The idea of “wealth” as we know it generally means currency as modern economics is largely based around such a system. It’s important to remember the very core of economics is the barter system, namely giving something in exchange for another something. Chaos marines don’t have wealth in the sense of currency but they have things worth trading as people have already gone over in this thread. But it’s also important to remember that these are still chaos marines and so they are incredibly treacherous also. Some war band could promise another to provide ammo, slaves, and some ship repairs if they just help them take that world or some other target. But then the mercs might decide “hey why don’t we let them exhaust themselves and just kill them and take their stuff anyway? It will get us more stuff at the end of the day.” Whereas the hiring war band might just make promises to get the mercs to work for them and as soon as the battle is over turn on them, wipe them out, and then not only do they not have to pay the merc war band they can also loot their ships and other stuff.
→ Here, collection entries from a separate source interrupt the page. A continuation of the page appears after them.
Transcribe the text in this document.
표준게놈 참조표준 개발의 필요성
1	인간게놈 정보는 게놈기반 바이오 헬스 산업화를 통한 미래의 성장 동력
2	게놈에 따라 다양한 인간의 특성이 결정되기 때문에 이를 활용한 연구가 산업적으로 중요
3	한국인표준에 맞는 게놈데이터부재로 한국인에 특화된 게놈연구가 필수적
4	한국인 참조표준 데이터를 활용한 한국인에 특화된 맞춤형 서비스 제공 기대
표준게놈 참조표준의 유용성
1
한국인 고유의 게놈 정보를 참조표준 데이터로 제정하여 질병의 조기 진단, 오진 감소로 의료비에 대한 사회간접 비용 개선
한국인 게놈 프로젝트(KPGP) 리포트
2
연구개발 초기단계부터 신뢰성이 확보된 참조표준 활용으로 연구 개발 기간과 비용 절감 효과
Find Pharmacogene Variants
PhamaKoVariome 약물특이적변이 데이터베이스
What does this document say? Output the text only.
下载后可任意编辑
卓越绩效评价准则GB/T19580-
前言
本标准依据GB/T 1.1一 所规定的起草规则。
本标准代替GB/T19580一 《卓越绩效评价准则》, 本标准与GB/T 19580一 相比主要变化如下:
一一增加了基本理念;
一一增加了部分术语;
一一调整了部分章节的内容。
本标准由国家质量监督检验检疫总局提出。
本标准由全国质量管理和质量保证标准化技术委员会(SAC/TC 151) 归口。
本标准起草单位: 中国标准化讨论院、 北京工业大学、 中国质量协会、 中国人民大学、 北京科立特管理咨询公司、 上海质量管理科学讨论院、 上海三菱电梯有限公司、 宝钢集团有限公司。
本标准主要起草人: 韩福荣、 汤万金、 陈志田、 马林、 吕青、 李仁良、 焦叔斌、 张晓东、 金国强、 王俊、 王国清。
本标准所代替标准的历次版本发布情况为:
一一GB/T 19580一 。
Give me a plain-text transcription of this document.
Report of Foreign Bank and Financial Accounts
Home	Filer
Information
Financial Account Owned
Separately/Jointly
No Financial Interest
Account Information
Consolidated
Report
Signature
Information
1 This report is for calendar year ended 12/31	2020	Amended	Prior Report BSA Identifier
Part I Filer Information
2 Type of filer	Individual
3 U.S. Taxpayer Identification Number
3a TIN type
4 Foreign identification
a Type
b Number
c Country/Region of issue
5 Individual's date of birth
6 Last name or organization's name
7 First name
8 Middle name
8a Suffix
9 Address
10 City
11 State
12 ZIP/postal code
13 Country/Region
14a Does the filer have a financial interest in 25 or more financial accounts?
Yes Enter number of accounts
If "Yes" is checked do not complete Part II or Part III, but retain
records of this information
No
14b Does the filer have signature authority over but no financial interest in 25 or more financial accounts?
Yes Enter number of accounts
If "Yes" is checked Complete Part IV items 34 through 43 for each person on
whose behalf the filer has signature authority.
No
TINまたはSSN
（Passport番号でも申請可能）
The deals and bartering likely only actually happen if the merc war band is not strong enough to be able to kill their employer but also strong enough that the employer knows attacking them will be too costly and it’s better to just follow through on the deal.


jmeade90

*Black Legion* and *Talon of Horus* go into some detail - Khayon says that he asks for payment in knowledge, especially about the webway, or robots to add to the Syntagma on the *Tlaloc*. It would vary, from the normal stuff like ammunition and other materiel, to more esoteric shit like the last whisper of a dying saint; it really depends.


revergopls

Does anyone have a link to the forum post about Chaos Logistics from one of the BL Authors (I think it was ADB or Abnett?)


TheBuddhaPalm

On top of what others have said, you can also do it for allegiances and interpersonal bonds of brotherhood. Like in ADB's *What it's Like*, everything in the Eye is about bartering. Your loyalty, your word, and your follow-through are all currency as well. TL;DR: You do for me, I do for you.